Botti di fine d’anno: maxisequestro a Ostia

«Kamikaze», «Red Plum», «Fontana di Trevi», «Bengala Orchidea», «Cuckoo», «Rondò cinese», «Picchio», «Codino matto», «Cono diamante», «Cascata di bengala», «Pioggia scoppiettante». Nomi che appaiono, tutto sommato, rassicuranti, dietro i quali, però, si nascondeva una quantità impressionante di esplosivo capace di sbriciolare in pochi secondi un intero edificio di sette piani. Tremilacinquecento chilogrammi di fuochi d’artificio illegali bloccati dalla Guardia di Finanza di Ostia. Oltre centottantamila pezzi sequestrati dal nucleo speciale dei baschi verdi tra il Lido di Roma, Torvaianica, Ardea e Fiumicino in questi giorni, per un valore commerciale di un milione e mezzo di euro e pronti per essere smerciati nei mercatini improvvisati per la fine dell’anno. Dodici le persone denunciate, fra le quali un cittadino cinese, per detenzione di materiale esplodente, «artifizi pirotecnici di quarta e quinta categoria». Ovvero: fuorinorma e, soprattutto, pericolosi. «Un’attività - sottolinea il capitano Augusto Dell’Aquila, comandante della compagnia Ostia delle Fiamme Gialle - intesa soprattutto a scongiurare il pericolo di incidenti nella notte di San Silvestro, purtroppo molto spesso gravi». Le indagini dei finanzieri, avviate da settimane in vista delle festività natalizie, si sono concentrate sull’individuazione dei canali di rifornimento del mercato illegale, spesso alimentato da ingenti importazioni dalla Cina. Il metodo? La verifica degli standard di sicurezza secondo le norme vigenti in materia di «giochi pirotecnici». Manco a dirlo, etichetta a parte, quasi nessuno dei prodotti «Made in China» individuati poteva essere considerato innocuo. I test e le prove eseguite dagli esperti, in particolare, hanno appurato che i «fuochi» avevano un peso, una tempistica e una modalità di scoppio diversi da quanto consentito dalla legge. Un esempio? Alcuni di essi avevano un effetto esplosivo superiore a quanto previsto, altri un ritardo di scoppio (il tempo tra l’accensione e l’esplosione) di gran lunga inferiore a quello indicato nelle schede tecniche (false) di autorizzazione.

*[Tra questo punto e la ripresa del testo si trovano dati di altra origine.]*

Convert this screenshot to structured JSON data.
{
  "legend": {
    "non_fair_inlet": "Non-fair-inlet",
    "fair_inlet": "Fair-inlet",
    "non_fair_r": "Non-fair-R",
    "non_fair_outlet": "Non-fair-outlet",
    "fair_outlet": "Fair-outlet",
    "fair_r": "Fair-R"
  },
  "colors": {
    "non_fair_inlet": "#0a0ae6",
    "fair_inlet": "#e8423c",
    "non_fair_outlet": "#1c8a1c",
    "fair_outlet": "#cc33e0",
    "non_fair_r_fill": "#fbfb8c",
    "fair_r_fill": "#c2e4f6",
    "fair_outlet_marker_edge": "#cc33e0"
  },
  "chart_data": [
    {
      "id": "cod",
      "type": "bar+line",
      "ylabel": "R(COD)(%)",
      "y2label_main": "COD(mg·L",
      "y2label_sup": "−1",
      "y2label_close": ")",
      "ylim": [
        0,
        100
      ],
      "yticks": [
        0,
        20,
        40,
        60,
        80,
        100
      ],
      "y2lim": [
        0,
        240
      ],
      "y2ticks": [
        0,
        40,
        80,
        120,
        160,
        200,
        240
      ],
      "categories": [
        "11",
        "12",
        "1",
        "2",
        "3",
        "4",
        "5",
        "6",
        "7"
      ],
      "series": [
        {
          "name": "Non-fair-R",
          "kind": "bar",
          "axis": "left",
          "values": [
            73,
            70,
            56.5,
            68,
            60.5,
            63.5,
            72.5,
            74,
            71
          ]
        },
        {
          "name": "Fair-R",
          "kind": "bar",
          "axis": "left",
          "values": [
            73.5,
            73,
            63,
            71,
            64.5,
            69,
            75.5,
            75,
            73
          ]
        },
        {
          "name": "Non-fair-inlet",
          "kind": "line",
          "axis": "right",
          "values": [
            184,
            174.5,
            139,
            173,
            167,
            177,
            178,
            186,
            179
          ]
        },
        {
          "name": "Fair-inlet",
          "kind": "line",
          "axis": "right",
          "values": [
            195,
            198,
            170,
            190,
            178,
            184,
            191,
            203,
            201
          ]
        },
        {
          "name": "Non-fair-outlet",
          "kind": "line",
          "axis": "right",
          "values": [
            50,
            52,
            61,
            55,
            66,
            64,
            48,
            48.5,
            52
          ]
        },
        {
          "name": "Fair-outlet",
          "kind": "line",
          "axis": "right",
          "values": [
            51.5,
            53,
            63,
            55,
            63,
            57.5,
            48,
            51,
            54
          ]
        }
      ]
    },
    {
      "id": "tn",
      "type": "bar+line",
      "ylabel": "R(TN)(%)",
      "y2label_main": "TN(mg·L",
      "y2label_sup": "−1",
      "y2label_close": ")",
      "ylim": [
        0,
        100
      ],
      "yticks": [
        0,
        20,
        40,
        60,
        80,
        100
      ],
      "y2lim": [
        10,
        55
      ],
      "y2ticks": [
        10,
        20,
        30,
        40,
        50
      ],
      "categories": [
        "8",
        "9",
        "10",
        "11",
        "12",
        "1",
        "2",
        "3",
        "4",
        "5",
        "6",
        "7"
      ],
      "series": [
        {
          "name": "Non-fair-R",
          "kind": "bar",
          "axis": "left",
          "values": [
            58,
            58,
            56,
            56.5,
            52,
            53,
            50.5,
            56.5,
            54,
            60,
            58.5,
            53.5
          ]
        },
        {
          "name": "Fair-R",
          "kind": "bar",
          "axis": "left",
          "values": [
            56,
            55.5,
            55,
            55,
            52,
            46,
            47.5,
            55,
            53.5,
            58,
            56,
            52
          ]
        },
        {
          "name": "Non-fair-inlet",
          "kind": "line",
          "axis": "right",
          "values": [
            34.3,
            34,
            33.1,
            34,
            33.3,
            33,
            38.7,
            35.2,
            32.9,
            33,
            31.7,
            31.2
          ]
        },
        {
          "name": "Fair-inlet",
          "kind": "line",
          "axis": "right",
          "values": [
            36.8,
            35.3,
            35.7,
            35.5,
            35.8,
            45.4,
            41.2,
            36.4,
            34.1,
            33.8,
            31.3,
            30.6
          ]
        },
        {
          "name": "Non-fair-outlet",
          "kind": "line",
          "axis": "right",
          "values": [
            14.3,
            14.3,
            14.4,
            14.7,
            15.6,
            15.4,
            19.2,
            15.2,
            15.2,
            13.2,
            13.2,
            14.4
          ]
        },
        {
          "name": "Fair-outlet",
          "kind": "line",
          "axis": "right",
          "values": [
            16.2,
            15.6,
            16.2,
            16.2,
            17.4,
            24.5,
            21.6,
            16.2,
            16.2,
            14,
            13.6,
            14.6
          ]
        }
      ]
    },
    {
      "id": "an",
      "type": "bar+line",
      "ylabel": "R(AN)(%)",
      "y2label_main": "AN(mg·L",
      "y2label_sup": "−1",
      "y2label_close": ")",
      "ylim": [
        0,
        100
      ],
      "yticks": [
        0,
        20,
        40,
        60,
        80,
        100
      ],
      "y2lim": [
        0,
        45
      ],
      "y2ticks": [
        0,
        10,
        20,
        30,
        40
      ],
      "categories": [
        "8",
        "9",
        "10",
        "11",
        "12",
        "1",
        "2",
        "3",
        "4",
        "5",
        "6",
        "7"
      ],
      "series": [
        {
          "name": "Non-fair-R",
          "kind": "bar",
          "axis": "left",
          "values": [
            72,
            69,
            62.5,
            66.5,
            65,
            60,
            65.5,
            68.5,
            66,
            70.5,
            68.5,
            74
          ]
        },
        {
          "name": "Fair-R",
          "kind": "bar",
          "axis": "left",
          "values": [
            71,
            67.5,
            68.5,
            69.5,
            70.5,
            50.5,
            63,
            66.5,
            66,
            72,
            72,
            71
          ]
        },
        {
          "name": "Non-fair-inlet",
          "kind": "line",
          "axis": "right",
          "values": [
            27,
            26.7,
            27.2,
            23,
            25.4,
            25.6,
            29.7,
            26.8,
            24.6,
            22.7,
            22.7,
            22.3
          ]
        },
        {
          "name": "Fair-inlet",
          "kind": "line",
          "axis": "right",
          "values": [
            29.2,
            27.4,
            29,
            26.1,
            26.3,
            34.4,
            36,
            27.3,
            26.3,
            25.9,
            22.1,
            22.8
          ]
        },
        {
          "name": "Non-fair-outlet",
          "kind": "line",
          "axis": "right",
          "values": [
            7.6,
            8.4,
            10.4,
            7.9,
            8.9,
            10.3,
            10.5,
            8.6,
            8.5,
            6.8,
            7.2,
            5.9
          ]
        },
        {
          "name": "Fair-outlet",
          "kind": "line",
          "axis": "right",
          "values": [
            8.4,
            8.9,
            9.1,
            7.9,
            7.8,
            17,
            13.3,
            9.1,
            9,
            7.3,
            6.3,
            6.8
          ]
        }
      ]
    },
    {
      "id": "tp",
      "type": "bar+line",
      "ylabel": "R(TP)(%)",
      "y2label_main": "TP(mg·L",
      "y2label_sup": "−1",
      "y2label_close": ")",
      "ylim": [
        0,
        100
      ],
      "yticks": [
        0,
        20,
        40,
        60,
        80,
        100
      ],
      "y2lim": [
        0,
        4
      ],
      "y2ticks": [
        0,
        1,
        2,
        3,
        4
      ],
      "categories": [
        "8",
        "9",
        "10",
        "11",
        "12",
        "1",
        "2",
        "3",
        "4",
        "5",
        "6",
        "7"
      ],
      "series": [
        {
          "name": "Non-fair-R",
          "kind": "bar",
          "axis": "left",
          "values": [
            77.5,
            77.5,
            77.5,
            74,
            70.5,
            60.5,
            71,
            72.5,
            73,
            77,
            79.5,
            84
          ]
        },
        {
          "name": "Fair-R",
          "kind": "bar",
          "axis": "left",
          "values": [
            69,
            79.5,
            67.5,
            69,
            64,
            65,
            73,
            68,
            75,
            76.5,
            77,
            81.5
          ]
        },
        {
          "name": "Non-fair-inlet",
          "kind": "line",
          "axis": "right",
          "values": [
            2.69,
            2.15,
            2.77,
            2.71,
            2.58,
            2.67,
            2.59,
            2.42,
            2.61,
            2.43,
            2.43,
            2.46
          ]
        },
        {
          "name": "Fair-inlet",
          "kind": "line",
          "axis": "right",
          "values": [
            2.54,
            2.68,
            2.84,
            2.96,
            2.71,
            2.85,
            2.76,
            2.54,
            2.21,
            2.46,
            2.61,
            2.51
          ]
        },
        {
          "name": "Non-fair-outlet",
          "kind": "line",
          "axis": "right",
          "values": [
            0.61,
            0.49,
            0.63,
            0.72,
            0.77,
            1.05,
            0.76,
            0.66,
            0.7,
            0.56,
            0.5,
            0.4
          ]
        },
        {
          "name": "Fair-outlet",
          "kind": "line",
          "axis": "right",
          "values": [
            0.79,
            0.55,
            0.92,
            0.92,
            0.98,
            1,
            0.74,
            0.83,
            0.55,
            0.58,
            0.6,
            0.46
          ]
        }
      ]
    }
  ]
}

Insidioso il sistema architettato dai responsabili per ingannare i consumatori: ogni pezzo aveva una targhetta simile a quella originale riportante gli estremi del provvedimento legittimante la «libera vendita» pur non essendo mai stati autorizzati in Italia e non rientrando nella lista dei fuochi declassificati (che possono essere immessi in libera vendita in quanto non appartenenti alle categorie più pericolose).